Les indicateurs de qualité de vie :

Outre le bien-être ressenti, les indicateurs de qualité de vie retenus par le rapport Stiglitz sont les suivants :

Conditions de vie matérielles
ex : conditions dégradées de logement : logement trop petit, trop humide, absence d’espace extérieur

Contrainte financière 
ex : manque de moyens financiers pour maintenir une bonne température dans le logement, pour remplacer le mobilier usagé, pour acheter de la viande ou des vêtements neufs, pour recevoir des amis ou de la famille, pour posséder ou louer une voiture, payer les factures (électricité, gaz, loyer, emprunts), se faire soigner, se maintenir dans le logement.

Santé
ex : mauvaise santé physique : perception de son état de santé, existence d’une maladie chronique ou d’une gêne pour accomplir les activités quotidiennes.

Mal-être émotionnel (stress dans la vie courante)
ex : existence de troubles de l’humeur, d’un manque d’énergie, d’une absence de calme et de tranquillité, de fatigue au moment du réveil.

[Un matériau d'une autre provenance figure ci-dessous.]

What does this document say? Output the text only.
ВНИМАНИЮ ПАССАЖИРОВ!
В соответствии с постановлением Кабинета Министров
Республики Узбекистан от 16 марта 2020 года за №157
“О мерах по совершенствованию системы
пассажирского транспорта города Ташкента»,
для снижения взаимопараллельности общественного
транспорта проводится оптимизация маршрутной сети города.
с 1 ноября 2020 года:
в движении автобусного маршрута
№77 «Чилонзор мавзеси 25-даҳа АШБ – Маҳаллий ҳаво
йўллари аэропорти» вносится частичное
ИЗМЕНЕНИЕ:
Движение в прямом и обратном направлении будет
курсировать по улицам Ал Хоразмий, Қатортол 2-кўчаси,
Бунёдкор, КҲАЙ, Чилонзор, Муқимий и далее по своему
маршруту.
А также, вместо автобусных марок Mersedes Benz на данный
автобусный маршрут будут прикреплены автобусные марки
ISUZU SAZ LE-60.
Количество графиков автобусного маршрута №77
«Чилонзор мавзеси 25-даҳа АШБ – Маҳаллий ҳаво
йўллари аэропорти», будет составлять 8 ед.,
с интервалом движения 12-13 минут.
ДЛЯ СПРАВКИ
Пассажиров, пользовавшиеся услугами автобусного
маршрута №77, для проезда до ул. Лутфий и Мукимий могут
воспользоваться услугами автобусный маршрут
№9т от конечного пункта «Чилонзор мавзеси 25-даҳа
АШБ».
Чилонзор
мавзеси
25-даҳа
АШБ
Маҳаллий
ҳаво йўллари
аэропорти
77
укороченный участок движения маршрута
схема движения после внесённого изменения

Risques psychosociaux au travail (mal-être au travail)
ex : degré de stress au travail, satisfaction vis-à-vis du salaire, de l’autonomie et de l’ambiance au travail ; jugement vis-à-vis de la qualité du travail, des délais d’exécution imposés, des risques encourus ; conséquences de la fatigue au travail sur l’exécution des travaux ménagers, des responsabilités familiales, de la concentration au travail.

Manque de confiance dans la société (gouvernance et droits des individus)
ex : méfiance envers autrui, appréciation des tensions entre les pauvres et les riches, les chefs d’entreprise et les salariés, entre les hommes et les femmes, entre les générations, entre groupes ethniques ou religieux ; niveau de confiance accordée à la justice, à la presse, à la police, aux experts scientifiques, aux responsables publics.

Faiblesse des liens sociaux
ex : fréquence des contacts avec la famille, avec des proches ou d’autres personnes de l’entourage.

Environnement dégradé
ex : jugement sur la qualité de l’eau, la pollution de l’air, la pollution sonore, la qualité des espaces verts, la propreté du quartier.

Insécurités économique et physique
ex : insécurité du quartier (criminalité, violences, vandalisme), situation vis-à-vis de l’emploi, crainte de perdre son emploi.